After conducting the descriptive statistics it can be

important to generalize results from your survey in order to inform what

could happen in the overall market.

By the end of this lesson you should be able to determine the level of

confidence you should have in the results based on the sample size.

You should also be able to compare and contrast parameter and statistics.

Surveys are administered on a sample of the overall population of interest.

What you want to do with a survey is to infer something,

about the overall market or population, using data from the survey.

So, it's really important that when you design surveys that you ensure that

the sample is somewhat representative of the overall population.

If it's not, you simply are not going to be able to make such generalizations.

So, the questions we want to ask ourself is, what can we say about

the population's true parameter based on the simple statistics?

And so here are two words that are important, parameter and statistics.

Statistics pertains to whatever information you have gathered with

your sample, whereas the parameter is a quantity or

the variable of interest that you want to learn about the pertaining market.

Here, I'm going to use a particular example, but before we do that,

there are two types of generalizations that one might want to make,

either on proportions or on means.

Let's focus on proportion first.

So let's say you want to conduct a statistical inference.

What does that mean?

It means that taking the information from the samples, analyzing the data in

the sample, and inferring it to something that might be true at the market level.

So imagine that you have two candidates for a local election, Candidate A and

Candidate B.

Let's assume that you're collecting the survey with 1,000 local residents.

This information is important, because that's what we call the sample size,

which we will use to make the inference.

Respondents tell you in the survey that 70% of them will vote for

Candidate A, and 30% of them will vote for Candidate B.

So your P is 70%, and population y- p is 30%.

The marketing researcher might ask,

what can we say of the overall population when they are going to vote?

Based on my sample, and assuming that my sample is representative,

can I predict who is going to win at the election?

We need to construct something called the confidence interval,

which captures the degree of accuracy of the data.

If the confidence interval is very small,

that means that the level of accuracy is very high.

Conversely, if the confidence interval is very large,

that means that the degree of accuracy is very low.

The construction of the confidence interval is based on the confidence level

desired by the researcher.

You can find information about confidence level and confidence interval online.

The most commonly used level of confidence level is 95%, and

we'll see why this number is important later.

To compute the confidence interval, for a presentation measure,

we need to compute the standard errors for the presentation measure.

The formula for standard errors is going to be s,

which denotes the standard errors, and is equal to the square root of p(1-p) / n.

Based on the data I gave you, and the number of respondents,

the samples in the sample size, p in our case is going to be equal to 70% and

1-p is going to be equal to 30%.

So the confidence interval in this case is going to be (0.7-1.96)( s),

and I would explain the times s part in a minute, and

that's going to be the lower bar for your confidence interval.

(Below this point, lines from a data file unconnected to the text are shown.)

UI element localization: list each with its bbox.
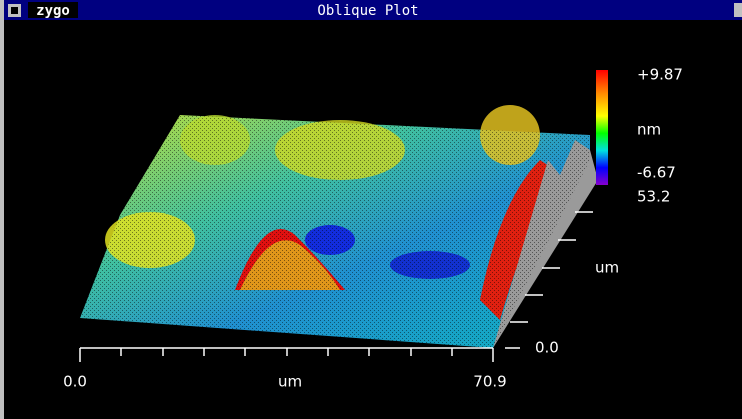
color-bar bbox=[596, 70, 608, 185]
page: zygo Oblique Plot +9.87 nm -6.67 53.2 um… bbox=[0, 0, 742, 419]
close-icon bbox=[11, 7, 18, 14]
y-axis-max: 53.2 bbox=[637, 188, 670, 206]
x-axis-max: 70.9 bbox=[473, 373, 506, 391]
x-axis-unit: um bbox=[278, 373, 302, 391]
y-axis-unit: um bbox=[595, 259, 619, 277]
y-axis-min: 0.0 bbox=[535, 339, 559, 357]
maximize-button[interactable] bbox=[734, 3, 742, 17]
window: zygo Oblique Plot +9.87 nm -6.67 53.2 um… bbox=[0, 0, 742, 419]
colorbar-min: -6.67 bbox=[637, 164, 676, 182]
window-border bbox=[0, 0, 4, 419]
window-title: Oblique Plot bbox=[317, 3, 418, 19]
colorbar-unit: nm bbox=[637, 121, 661, 139]
x-axis-min: 0.0 bbox=[63, 373, 87, 391]
logo: zygo bbox=[36, 3, 70, 19]
colorbar-max: +9.87 bbox=[637, 66, 683, 84]
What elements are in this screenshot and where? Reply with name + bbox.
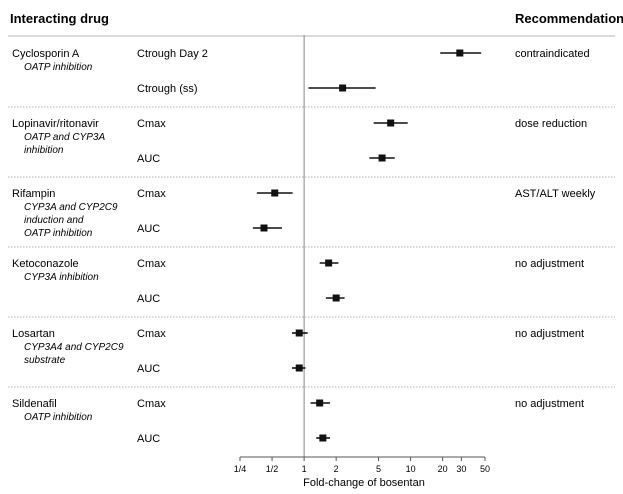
drug-mechanism: substrate — [24, 355, 66, 366]
point-estimate — [325, 259, 333, 267]
parameter-label: AUC — [137, 433, 160, 445]
x-tick-label: 50 — [480, 464, 490, 474]
point-estimate — [271, 189, 279, 197]
point-estimate — [295, 329, 303, 337]
point-estimate — [378, 154, 386, 162]
parameter-label: Cmax — [137, 328, 166, 340]
recommendation-text: dose reduction — [515, 118, 587, 130]
x-tick-label: 1/2 — [266, 464, 279, 474]
drug-mechanism: OATP inhibition — [24, 62, 93, 73]
point-estimate — [319, 434, 327, 442]
recommendation-text: no adjustment — [515, 258, 584, 270]
parameter-label: Cmax — [137, 188, 166, 200]
drug-name: Sildenafil — [12, 398, 57, 410]
recommendation-text: no adjustment — [515, 398, 584, 410]
x-tick-label: 5 — [376, 464, 381, 474]
parameter-label: Cmax — [137, 118, 166, 130]
point-estimate — [295, 364, 303, 372]
header-interacting-drug: Interacting drug — [10, 11, 109, 26]
parameter-label: AUC — [137, 293, 160, 305]
x-tick-label: 1/4 — [234, 464, 247, 474]
drug-name: Cyclosporin A — [12, 48, 80, 60]
drug-mechanism: induction and — [24, 215, 84, 226]
drug-mechanism: OATP and CYP3A — [24, 132, 105, 143]
drug-mechanism: OATP inhibition — [24, 412, 93, 423]
header-recommendation: Recommendation — [515, 11, 623, 26]
recommendation-text: no adjustment — [515, 328, 584, 340]
plot-layer: 1/4 1/2 1 2 5 10 20 30 50 Cyclosporin A OATP inhib… — [8, 35, 615, 474]
parameter-label: Cmax — [137, 258, 166, 270]
point-estimate — [332, 294, 340, 302]
parameter-label: Ctrough (ss) — [137, 83, 198, 95]
point-estimate — [316, 399, 324, 407]
point-estimate — [260, 224, 268, 232]
x-tick-label: 2 — [334, 464, 339, 474]
parameter-label: Ctrough Day 2 — [137, 48, 208, 60]
drug-mechanism: inhibition — [24, 145, 64, 156]
x-tick-label: 10 — [406, 464, 416, 474]
parameter-label: AUC — [137, 153, 160, 165]
x-tick-label: 30 — [456, 464, 466, 474]
drug-name: Lopinavir/ritonavir — [12, 118, 99, 130]
x-tick-label: 20 — [438, 464, 448, 474]
point-estimate — [387, 119, 395, 127]
drug-mechanism: CYP3A4 and CYP2C9 — [24, 342, 124, 353]
recommendation-text: contraindicated — [515, 48, 590, 60]
drug-mechanism: CYP3A and CYP2C9 — [24, 202, 118, 213]
x-tick-label: 1 — [302, 464, 307, 474]
recommendation-text: AST/ALT weekly — [515, 188, 596, 200]
parameter-label: AUC — [137, 363, 160, 375]
point-estimate — [339, 84, 347, 92]
x-axis-label: Fold-change of bosentan — [303, 477, 425, 489]
drug-mechanism: OATP inhibition — [24, 228, 93, 239]
parameter-label: AUC — [137, 223, 160, 235]
drug-name: Rifampin — [12, 188, 55, 200]
point-estimate — [456, 49, 464, 57]
parameter-label: Cmax — [137, 398, 166, 410]
drug-name: Losartan — [12, 328, 55, 340]
drug-name: Ketoconazole — [12, 258, 79, 270]
drug-mechanism: CYP3A inhibition — [24, 272, 99, 283]
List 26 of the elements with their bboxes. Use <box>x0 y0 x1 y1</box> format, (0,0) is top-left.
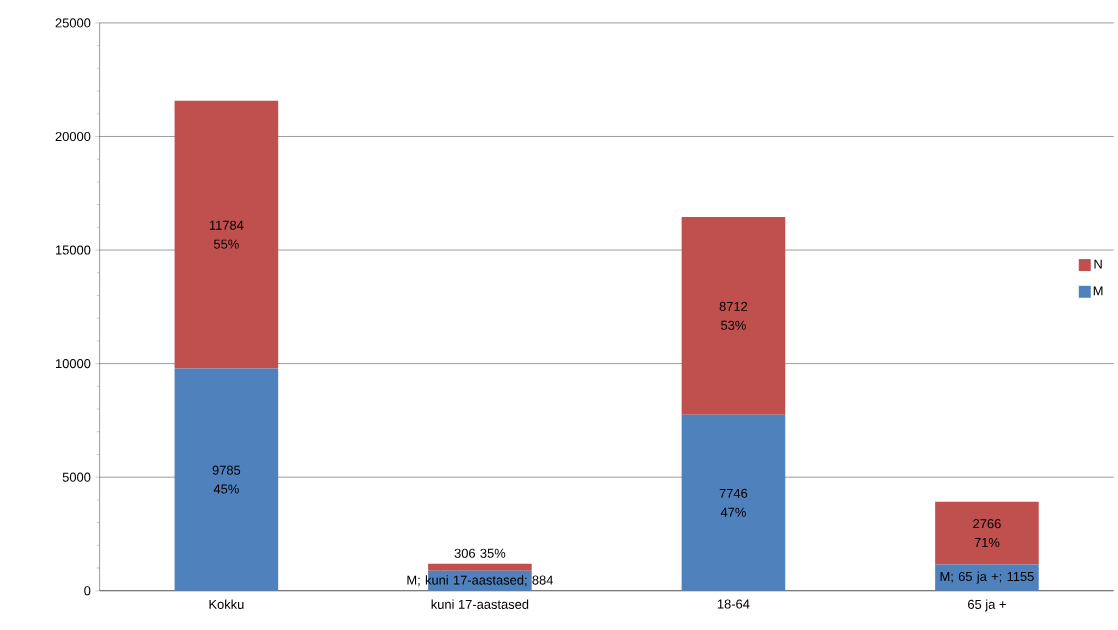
data-label: 8712 53% <box>719 302 748 331</box>
bar <box>428 563 532 571</box>
bar <box>681 217 786 415</box>
data-label: 11784 55% <box>209 220 244 249</box>
legend-label: N <box>1094 259 1102 269</box>
y-tick-label: 10000 <box>55 359 91 369</box>
bar <box>935 564 1039 591</box>
bar <box>935 501 1039 565</box>
data-label: 306 35% <box>454 548 506 559</box>
x-tick-label: 18-64 <box>717 599 750 609</box>
y-tick-label: 20000 <box>55 132 91 142</box>
data-label: 9785 45% <box>212 465 241 494</box>
x-tick-label: Kokku <box>209 599 244 610</box>
x-tick-label: 65 ja + <box>968 599 1006 612</box>
data-label: 7746 47% <box>719 488 748 517</box>
bar <box>174 368 279 591</box>
y-tick-label: 25000 <box>55 18 91 28</box>
y-tick-label: 15000 <box>55 245 91 255</box>
y-tick-label: 5000 <box>62 472 91 482</box>
bar <box>681 415 786 591</box>
bar <box>174 101 279 369</box>
legend-label: M <box>1093 286 1103 296</box>
data-label: 2766 71% <box>973 519 1001 548</box>
x-tick-label: kuni 17-aastased <box>431 599 529 610</box>
data-label: M; 65 ja +; 1155 <box>940 571 1034 584</box>
y-tick-label: 0 <box>84 586 91 596</box>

The upper bar is going to be (0.7 + 1.96)( s).

And again s is going to be equal here,

to the square root of 0.7(1- 0.3) / 1,000.

The number 1.96 come from the 95% confidence level, and

this information can be found online.

As you can see you I get a range for the values.

So, you can interpret it as 0.7 plus or minus something and

this plus or minus something is important because that gives you

the level of accuracy of your estimate or margin of errors.

This margin of errors is driven, not only by the confidence level that you want

to work with, but also by the standard errors for the formula, and as you can

see again from the formula, this standard error is a function of n, the sample size.

If n is very, very large, the standard error is going to be very very small, and

assuming your sample is representative of the population, it means that the larger

the sample size is, the more accurate the results you are going to have.

Conversely, if you have a sample sides that is too small,

it means that the standard errors are going to be very, very large.

This also means that the accuracy of the inferential analysis you can do

is going to be compromised, and so

there is always a tension between what you can afford to do, and what would be useful

in terms of guaranteeing some labor of accuracy in your analysis.

Here, I'm going to give you another example that has to do with measuring

the willingness to pay off a product.

It is not uncommon for marketers to ask themselves,

how much people are willing to pay for my brand, and so here the difference is that

this is not a proportion measure, this is a mean measure.

The way to make inferences about it is similar.

You want to construct the confidence interval.

Let's assume that the willingness to pay your data was $105, the observe

standard deviation is about $16, and that your confidence interval is 95%.

You can construct the confidence interval for your willingness to pay,

which will be equal to 105 +/- 1.96,

that comes from the 95% confidence level,

times the standard deviation of $16.40.